Inspiration

Most people ask the same question at least once a week: what do I actually eat this week? Answering it properly means opening four separate apps (recipe, grocery, banking, nutrition), none of which share information. The friction is real enough that most people don't bother. They order takeaway instead.

When we looked at bunq's API we realised the infrastructure to fix this already exists. Sub-accounts, virtual cards, payment tabs, real-time events. bunq isn't just a payment rail, it's a programmable financial layer. It already has your money. It just needed to care about your dinner.


How We Built It

The backend is a Python FastAPI service with a layered orchestrator. A voice request travels through Claude Sonnet 4.6 (via AWS Bedrock) for natural-language understanding, then three parallel Claude calls generate ingredients (in Dutch supermarket names so AH and Picnic searches actually work), cooking steps, and macro estimates. A FastMCP server fans the ingredient list out to Albert Heijn and Picnic simultaneously and returns a price comparison. Payment is handled via BunqMeTab, a fixed-amount tab the payer cannot edit, polled every two seconds until bunq confirms. The paid order auto-logs the meal. No manual entry anywhere.

Macro estimates are scaled to the user's personal daily calorie target so portions are personalised rather than generic:

$$\text{calories_per_meal} \approx \frac{C_{\text{daily}}}{3}, \qquad \text{per_person_share} = \frac{\text{total}}{n_{\text{friends}} + 1}$$

The second formula powers the cost-sharing flow: after checkout, one tap mints a new bunq.me link locked to the per-person amount.

All async events (recipe tokens streaming in, image generation finishing, payment confirmed) travel over a single server-sent event connection per user. No polling anywhere in the app.

The Meal Card is a real bunq virtual card. The backend creates a MonetaryAccountBank sub-account, funds it from the primary account, and issues a CardDebit card against it. Checkout via Meal Card is synchronous: no redirect, no polling, just an immediate paid.

Food photography is handled by Gemini 2.5 Flash. After Claude returns a recipe, a background task fires at Gemini and returns a styled food photograph via an image_ready SSE event. It never blocks the main flow.

The whole stack runs on a single EC2 t3.small, deployed via GitHub Actions on every push to main.


Challenges

Fixed-amount payment links. We initially used RequestInquiry, then discovered it lets the payer edit the amount before paying. For a grocery checkout that's a critical flaw. Switching to BunqMeTab fixed it; the amount is locked into the URL and cannot be changed.

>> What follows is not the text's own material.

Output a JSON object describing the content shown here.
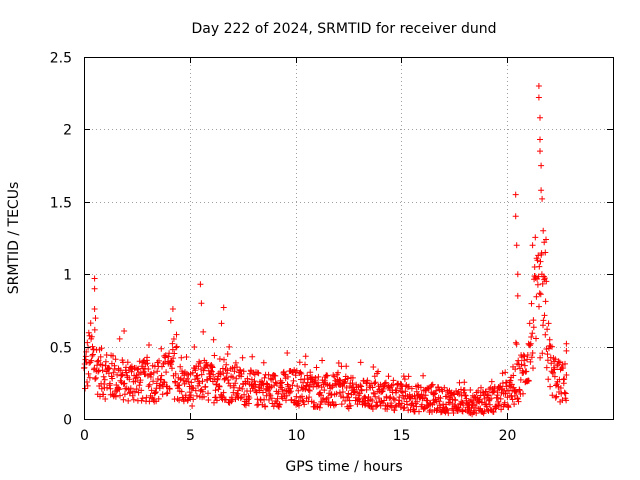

Dutch catalogue names. AH and Picnic return Dutch product names. Claude defaults to English. We built a translation dictionary for common ingredients and instructed Claude to output Dutch names in its system prompt. Getting the constraint right, without Claude hallucinating Dutch words, took several iterations.

Virtual card sequencing. Creating a Meal Card is three sequential bunq calls: create sub-account, fund it, issue card. Each can fail independently. We wrapped the sequence in a compensating pattern so that if card issuance fails, the sub-account is refunded and a clean error is surfaced rather than leaving the user with a funded account and no card.


What We Learned

bunq's API has the primitives to build genuinely new financial experiences; we used maybe 20% of what's available. Claude's prompt caching makes multi-call pipelines economical: the structured system prompt is served from cache after the first call, cutting both latency and cost. MCP is the right abstraction for agentic tool use, giving us a clean boundary between the orchestrator and external APIs. And voice changes what people ask for: spoken requests surface social and contextual constraints ("we're a bit tired tonight") that a search box would never capture.